Saat Klaus hanyut dalam panasnya suasana, sisa akal sehat Roselia muncul. Menyadari perlunya melepaskan diri dari panas yang menyengat, dia mendorong bahu Klaus sekuat tenaga.
Yang mengejutkannya, otot kokoh di bahu Klaus menyerah terhadap dorongannya. Dia mundur sedikit, masih bernapas berat dengan kerinduan dan hasrat yang tak terpenuhi.
Apa yang telah kulakukan pada pria ini…?
Roselia terengah-engah, pikirannya berputar karena ciuman itu. Kenyataan situasi mereka menghantamnya seperti gelombang dingin, dan dia menatap Klaus, yang balas menatapnya dengan campuran kebingungan dan hasrat yang kuat.
“Roselia…”
Klaus terkejut, suaranya serak dan penuh kerinduan.
Namun sebelum dia bisa melanjutkan, Roselia segera turun dari pagar pembatas, merapikan gaunnya. Dia perlu menjaga jarak di antara mereka, untuk menjernihkan pikirannya.

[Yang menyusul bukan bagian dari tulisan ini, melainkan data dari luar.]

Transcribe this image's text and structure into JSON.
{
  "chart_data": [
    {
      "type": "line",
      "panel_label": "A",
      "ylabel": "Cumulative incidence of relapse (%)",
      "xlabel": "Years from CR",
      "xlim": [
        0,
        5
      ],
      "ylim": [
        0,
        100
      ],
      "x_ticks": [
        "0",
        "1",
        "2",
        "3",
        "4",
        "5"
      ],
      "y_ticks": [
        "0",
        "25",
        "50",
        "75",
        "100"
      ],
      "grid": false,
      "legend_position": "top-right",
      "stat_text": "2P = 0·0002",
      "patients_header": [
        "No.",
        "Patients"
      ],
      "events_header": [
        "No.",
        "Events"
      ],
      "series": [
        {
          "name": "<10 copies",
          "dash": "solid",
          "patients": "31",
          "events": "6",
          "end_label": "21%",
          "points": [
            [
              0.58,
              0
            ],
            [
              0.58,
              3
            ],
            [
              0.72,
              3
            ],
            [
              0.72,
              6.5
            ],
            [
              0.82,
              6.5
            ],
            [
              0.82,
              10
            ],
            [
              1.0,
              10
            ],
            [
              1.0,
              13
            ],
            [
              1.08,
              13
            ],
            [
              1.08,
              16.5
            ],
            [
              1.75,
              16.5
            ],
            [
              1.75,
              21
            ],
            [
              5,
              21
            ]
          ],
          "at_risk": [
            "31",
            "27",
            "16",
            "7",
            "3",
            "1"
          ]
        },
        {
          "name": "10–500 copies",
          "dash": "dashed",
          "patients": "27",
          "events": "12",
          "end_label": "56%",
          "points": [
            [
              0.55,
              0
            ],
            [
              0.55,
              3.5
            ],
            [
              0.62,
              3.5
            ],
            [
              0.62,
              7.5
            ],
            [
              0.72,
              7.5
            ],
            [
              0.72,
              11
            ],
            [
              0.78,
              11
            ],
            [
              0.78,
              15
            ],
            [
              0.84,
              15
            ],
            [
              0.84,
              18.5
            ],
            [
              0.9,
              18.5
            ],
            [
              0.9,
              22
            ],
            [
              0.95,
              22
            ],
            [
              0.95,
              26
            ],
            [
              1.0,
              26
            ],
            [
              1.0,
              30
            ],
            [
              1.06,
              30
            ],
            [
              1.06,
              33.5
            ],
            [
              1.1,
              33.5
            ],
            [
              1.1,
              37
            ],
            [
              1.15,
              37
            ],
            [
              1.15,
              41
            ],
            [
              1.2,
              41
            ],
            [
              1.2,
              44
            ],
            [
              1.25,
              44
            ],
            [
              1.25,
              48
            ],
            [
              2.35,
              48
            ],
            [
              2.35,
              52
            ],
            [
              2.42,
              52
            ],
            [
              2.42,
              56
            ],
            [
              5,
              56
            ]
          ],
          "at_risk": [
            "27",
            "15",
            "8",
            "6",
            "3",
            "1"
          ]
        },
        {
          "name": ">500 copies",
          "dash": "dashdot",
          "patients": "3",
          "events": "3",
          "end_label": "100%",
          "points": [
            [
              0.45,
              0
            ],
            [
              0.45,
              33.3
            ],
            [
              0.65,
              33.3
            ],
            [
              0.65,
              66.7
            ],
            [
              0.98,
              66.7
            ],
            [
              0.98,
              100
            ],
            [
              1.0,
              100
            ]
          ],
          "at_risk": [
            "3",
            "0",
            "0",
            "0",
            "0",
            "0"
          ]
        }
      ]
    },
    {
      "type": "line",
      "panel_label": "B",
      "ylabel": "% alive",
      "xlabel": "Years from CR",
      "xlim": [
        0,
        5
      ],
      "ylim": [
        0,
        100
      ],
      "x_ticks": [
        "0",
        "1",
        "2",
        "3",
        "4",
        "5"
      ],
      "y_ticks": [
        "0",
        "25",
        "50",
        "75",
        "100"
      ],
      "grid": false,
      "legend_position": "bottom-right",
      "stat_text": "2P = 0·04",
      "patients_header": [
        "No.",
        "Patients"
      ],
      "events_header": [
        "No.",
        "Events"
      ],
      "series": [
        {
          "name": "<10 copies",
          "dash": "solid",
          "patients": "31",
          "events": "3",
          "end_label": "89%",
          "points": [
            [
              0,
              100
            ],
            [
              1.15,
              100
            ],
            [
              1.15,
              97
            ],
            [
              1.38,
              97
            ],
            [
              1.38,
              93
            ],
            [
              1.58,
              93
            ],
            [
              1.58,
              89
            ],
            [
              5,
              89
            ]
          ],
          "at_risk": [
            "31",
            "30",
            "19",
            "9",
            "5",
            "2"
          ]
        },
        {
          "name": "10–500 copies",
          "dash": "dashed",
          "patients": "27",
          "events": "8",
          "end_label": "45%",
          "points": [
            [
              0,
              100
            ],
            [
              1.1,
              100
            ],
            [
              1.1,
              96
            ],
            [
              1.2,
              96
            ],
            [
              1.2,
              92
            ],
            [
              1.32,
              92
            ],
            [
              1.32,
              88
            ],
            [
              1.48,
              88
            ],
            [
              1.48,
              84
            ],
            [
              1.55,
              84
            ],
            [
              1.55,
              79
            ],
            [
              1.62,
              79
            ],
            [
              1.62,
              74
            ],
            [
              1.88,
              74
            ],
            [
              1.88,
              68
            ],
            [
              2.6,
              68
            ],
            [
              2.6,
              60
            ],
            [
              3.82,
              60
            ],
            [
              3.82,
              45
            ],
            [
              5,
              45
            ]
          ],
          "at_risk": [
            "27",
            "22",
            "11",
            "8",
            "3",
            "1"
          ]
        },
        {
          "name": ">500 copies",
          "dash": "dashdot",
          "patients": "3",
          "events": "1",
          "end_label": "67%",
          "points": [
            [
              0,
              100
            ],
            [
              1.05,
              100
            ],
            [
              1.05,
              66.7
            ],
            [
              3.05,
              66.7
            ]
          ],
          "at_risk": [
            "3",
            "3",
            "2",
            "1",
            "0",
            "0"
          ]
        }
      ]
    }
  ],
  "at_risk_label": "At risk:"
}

“Klaus, aku… kita seharusnya tidak…”
Dia tergagap dan melangkah mundur lebih jauh.
Tatapan mata Klaus sedikit melembut, meskipun intensitasnya belum sepenuhnya memudar.
“Saya mengerti.”
Katanya lirih, meski ekspresinya memperlihatkan perjuangannya.
Roselia mengangguk, lebih untuk meyakinkan dirinya sendiri daripada dia.
“Terima kasih telah… melindungiku dari Putra Mahkota.”
Katanya sambil mencoba fokus pada alasan awal kedekatan mereka.
Klaus mengangguk, tatapannya masih tertuju padanya. “Selalu,” jawabnya.
Dengan anggukan terakhir, Roselia berbalik dan bergegas kembali ke ruang dansa, jantungnya masih berdebar kencang di dadanya. Dia perlu melarikan diri, berpikir, dan mencari tahu apa langkah selanjutnya yang akan diambilnya. Dia tidak bisa menyangkal ketertarikan itu, tetapi dia juga tahu bahaya yang ditimbulkannya—bagi mereka berdua.